Skip to main content

Pretty Good Hat

Tag: reading

I’ve decided to experiment with two new tools for a little while: Aboard for bookmarking and filing interesting things (and I’m always interested in things that Paul Ford gets excited about); and Omnivore as a new read-later platform. Something about a new clean slate in each of those categories is really appealing, so I’ll see how it goes.

I finished reading How High We Go in the Dark by Sequoia Nagamatsu. What a fascinating novel: Told in interconnected short stories and read compellingly by more than a dozen performers, it’s the story of a global plague discovered in melting permafrost that ultimately spans beyond the entirety of human history. Despite that scope it’s intimate; each story is a vignette of loss, grief, love, loneliness and carrying on. Amid it all, Nagamatsu imagines what capitalism would be like in a world devastated by a new plague and climate change at the same time: an economy of death-related services, weird cryptocurrencies, and skyscrapers converted to cemeteries that tower over flooded cities and failed crops. It’s vividly realized in the details of everyday life in this hypermodern and changed world while tracking across centuries, and so compelling.

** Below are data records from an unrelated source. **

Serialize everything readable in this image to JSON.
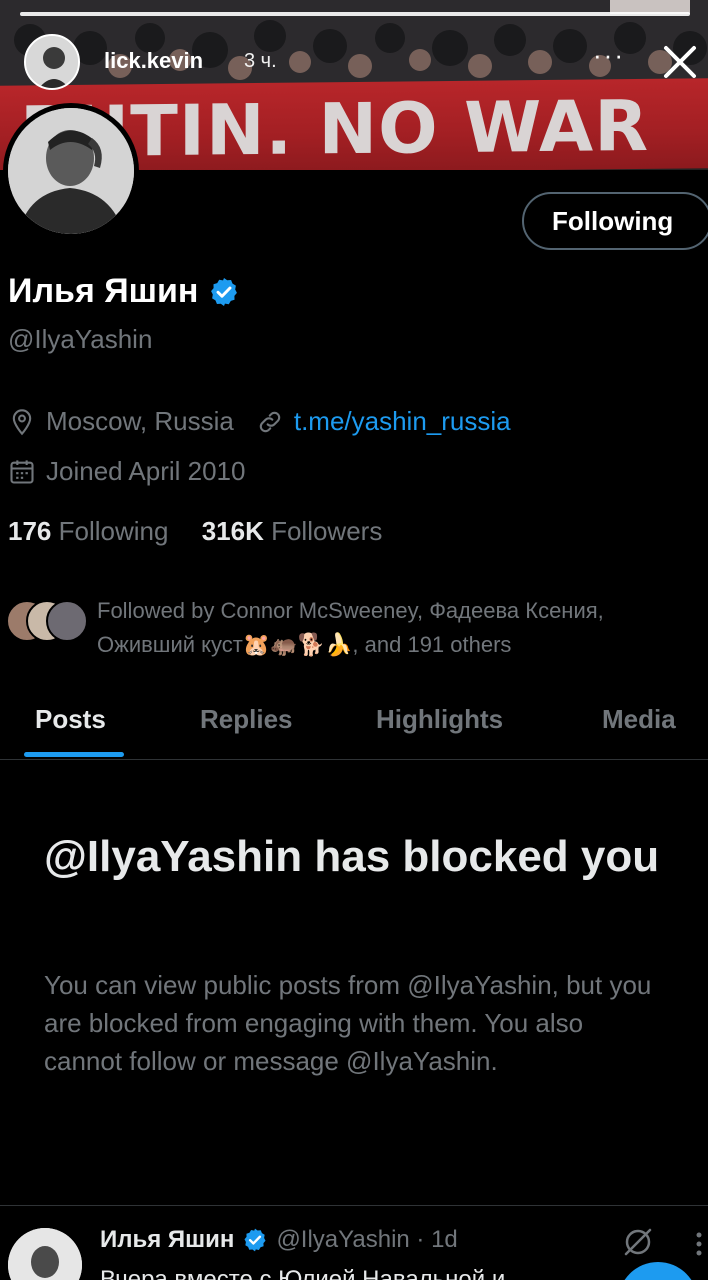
{
  "story": {
    "username": "lick.kevin",
    "time": "3 ч.",
    "more_label": "···"
  },
  "banner": {
    "protest_text": "PUTIN. NO WAR"
  },
  "profile": {
    "following_button": "Following",
    "name": "Илья Яшин",
    "handle": "@IlyaYashin",
    "location": "Moscow, Russia",
    "website": "t.me/yashin_russia",
    "joined": "Joined April 2010",
    "following_count": "176",
    "following_label": "Following",
    "followers_count": "316K",
    "followers_label": "Followers",
    "followed_by": "Followed by Connor McSweeney, Фадеева Ксения, Оживший куст🐹🦛🐕🍌, and 191 others"
  },
  "tabs": [
    {
      "label": "Posts"
    },
    {
      "label": "Replies"
    },
    {
      "label": "Highlights"
    },
    {
      "label": "Media"
    }
  ],
  "blocked": {
    "title": "@IlyaYashin has blocked you",
    "body": "You can view public posts from @IlyaYashin, but you are blocked from engaging with them. You also cannot follow or message @IlyaYashin."
  },
  "post": {
    "author_name": "Илья Яшин",
    "author_handle": "@IlyaYashin · 1d",
    "text_peek": "Вчера вместе с Юлией Навальной и"
  },
  "colors": {
    "accent": "#1d9bf0",
    "background": "#000000",
    "muted_text": "#71767b",
    "banner_red": "#b8262a"
  },
  "icons": [
    "close-icon",
    "verified-badge-icon",
    "location-pin-icon",
    "link-icon",
    "calendar-icon",
    "ghost-icon",
    "more-icon"
  ]
}
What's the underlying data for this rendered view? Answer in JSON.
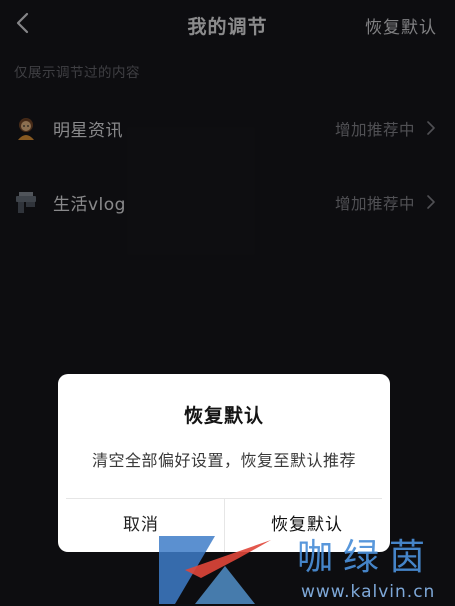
{
  "header": {
    "title": "我的调节",
    "reset_label": "恢复默认",
    "back_icon": "back-chevron-icon"
  },
  "hint": "仅展示调节过的内容",
  "rows": [
    {
      "label": "明星资讯",
      "status": "增加推荐中",
      "icon": "star-person-icon"
    },
    {
      "label": "生活vlog",
      "status": "增加推荐中",
      "icon": "life-vlog-icon"
    }
  ],
  "dialog": {
    "title": "恢复默认",
    "message": "清空全部偏好设置，恢复至默认推荐",
    "cancel_label": "取消",
    "confirm_label": "恢复默认"
  },
  "watermark": {
    "text": "咖绿茵",
    "url": "www.kalvin.cn"
  },
  "colors": {
    "background": "#18181d",
    "dialog_background": "#ffffff",
    "hint_text": "#6d6d74",
    "status_text": "#8a8a91",
    "watermark_blue": "#4a8fd8"
  }
}
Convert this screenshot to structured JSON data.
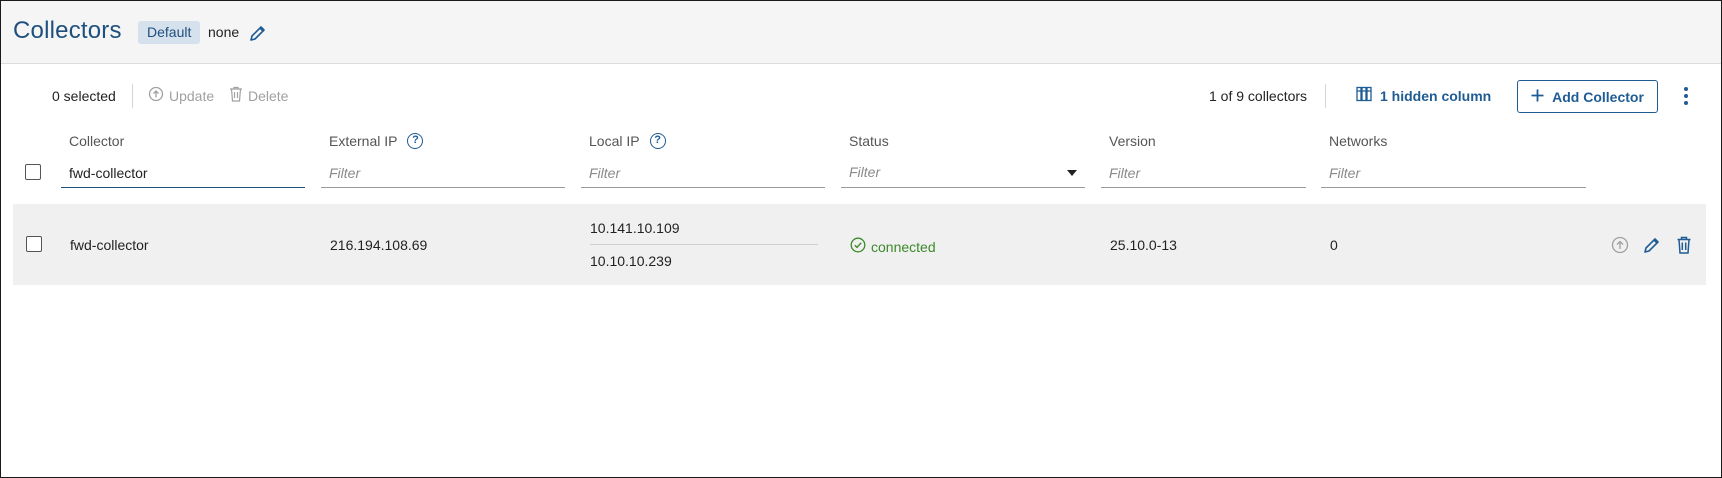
{
  "header": {
    "title": "Collectors",
    "tag_label": "Default",
    "tag_value": "none"
  },
  "toolbar": {
    "selected_count": "0 selected",
    "update_label": "Update",
    "delete_label": "Delete",
    "count_text": "1 of 9 collectors",
    "hidden_columns_label": "1 hidden column",
    "add_label": "Add Collector"
  },
  "columns": [
    {
      "label": "Collector",
      "filter_value": "fwd-collector",
      "filter_placeholder": "Filter"
    },
    {
      "label": "External IP",
      "filter_value": "",
      "filter_placeholder": "Filter"
    },
    {
      "label": "Local IP",
      "filter_value": "",
      "filter_placeholder": "Filter"
    },
    {
      "label": "Status",
      "filter_value": "",
      "filter_placeholder": "Filter"
    },
    {
      "label": "Version",
      "filter_value": "",
      "filter_placeholder": "Filter"
    },
    {
      "label": "Networks",
      "filter_value": "",
      "filter_placeholder": "Filter"
    }
  ],
  "rows": [
    {
      "collector": "fwd-collector",
      "external_ip": "216.194.108.69",
      "local_ips": [
        "10.141.10.109",
        "10.10.10.239"
      ],
      "status": "connected",
      "version": "25.10.0-13",
      "networks": "0"
    }
  ],
  "colors": {
    "accent": "#1f5c93",
    "title": "#1f4f7c",
    "status_connected": "#3d8a2a",
    "disabled": "#a0a0a0",
    "row_bg": "#f0f0f0"
  },
  "icons": [
    "pencil-icon",
    "upload-icon",
    "trash-icon",
    "columns-icon",
    "plus-icon",
    "kebab-icon",
    "help-icon",
    "check-circle-icon",
    "chevron-down-icon"
  ]
}
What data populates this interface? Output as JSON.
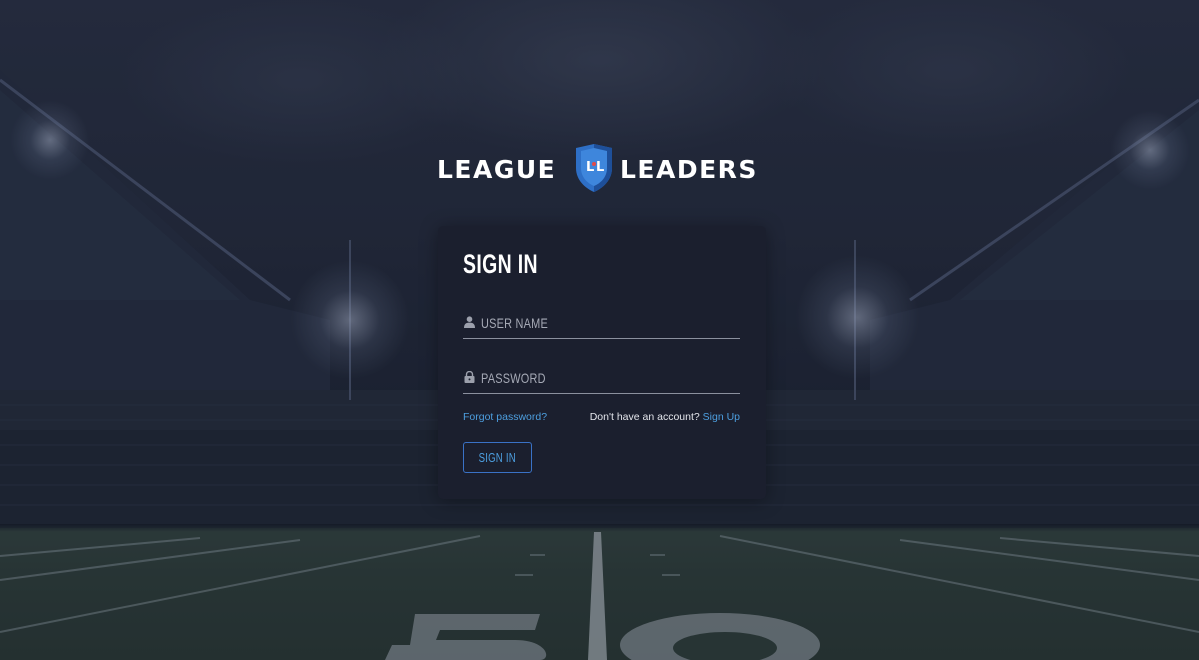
{
  "brand": {
    "word_left": "LEAGUE",
    "word_right": "LEADERS",
    "emblem_letters": "L·L",
    "emblem_icon": "shield-logo-icon"
  },
  "login": {
    "title": "SIGN IN",
    "username": {
      "placeholder": "USER NAME",
      "value": "",
      "icon": "user-icon"
    },
    "password": {
      "placeholder": "PASSWORD",
      "value": "",
      "icon": "lock-icon"
    },
    "forgot_password": "Forgot password?",
    "signup_prompt": "Don't have an account?",
    "signup_link": "Sign Up",
    "submit_label": "SIGN IN"
  },
  "background": {
    "scene": "football stadium at night",
    "field_marking": "50"
  },
  "colors": {
    "card_background": "#1b1f2e",
    "accent_link": "#4d9fe0",
    "button_border": "#3a72c6",
    "shield_blue": "#2e6fc6",
    "shield_dot_red": "#e04a4a"
  }
}
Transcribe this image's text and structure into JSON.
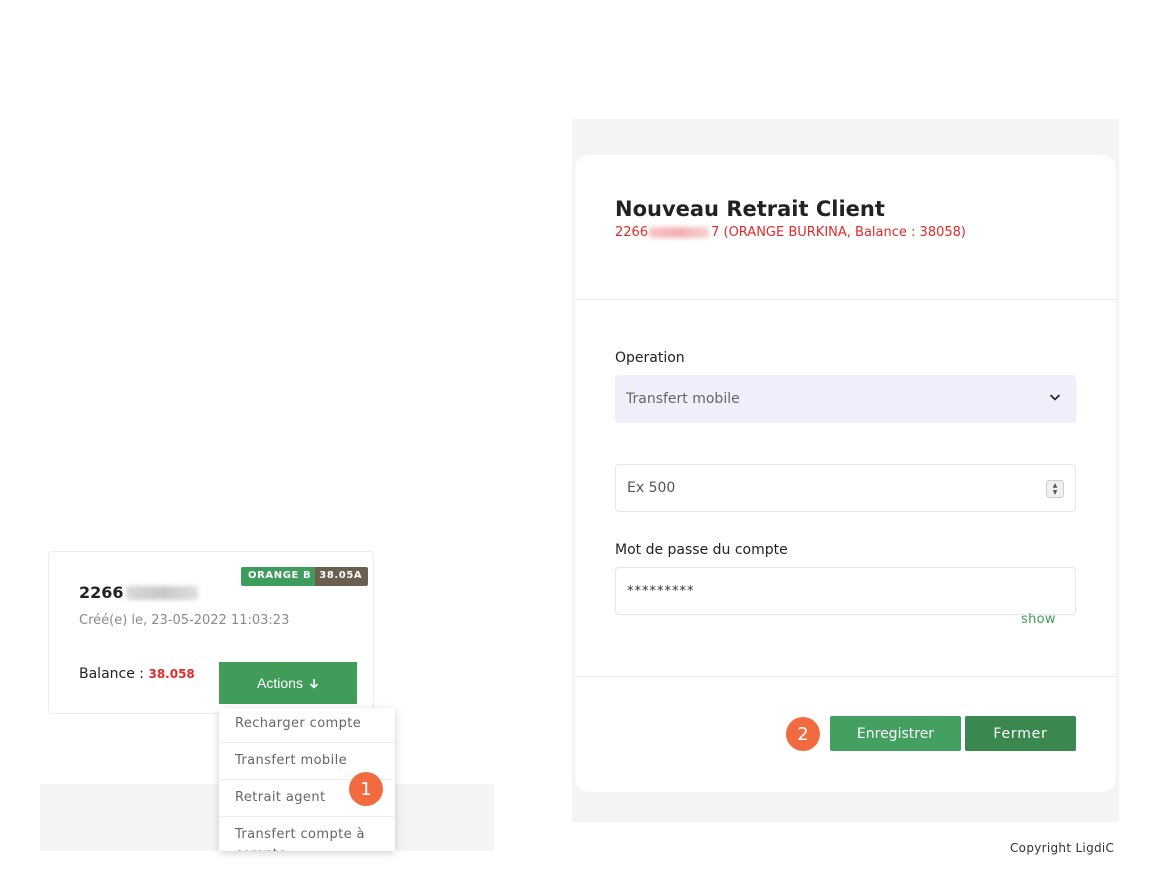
{
  "account_card": {
    "number_prefix": "2266",
    "operator_badge": "ORANGE B",
    "operator_badge_overlap": "38.05A",
    "created": "Créé(e) le, 23-05-2022 11:03:23",
    "balance_label": "Balance :",
    "balance_value": "38.058",
    "actions_label": "Actions",
    "actions_icon": "arrow-down-icon"
  },
  "actions_menu": {
    "items": [
      "Recharger compte",
      "Transfert mobile",
      "Retrait agent",
      "Transfert compte à compte"
    ]
  },
  "markers": {
    "one": "1",
    "two": "2"
  },
  "modal": {
    "title": "Nouveau Retrait Client",
    "subtitle_prefix": "2266",
    "subtitle_suffix": "7 (ORANGE BURKINA, Balance : 38058)",
    "operation_label": "Operation",
    "operation_value": "Transfert mobile",
    "amount_placeholder": "Ex 500",
    "password_label": "Mot de passe du compte",
    "password_value": "*********",
    "show_label": "show",
    "save_label": "Enregistrer",
    "close_label": "Fermer"
  },
  "footer": {
    "copyright": "Copyright LigdiC"
  },
  "colors": {
    "green": "#3f9c59",
    "red": "#e02b2b",
    "marker": "#f26a3f"
  }
}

I’m happy to find that calibre worked overnight as I hoped: after a few days of tinkering with setting it up on my little Ubuntu NUC, it’s pulling a couple of news and reading sources into daily digests and sending them to my kindle via email. I wish that kindle were more flexible with ad hoc reading (and it’s one reason I’m thinking about a kobo), but this is a nice, effective step toward how I would like it to work.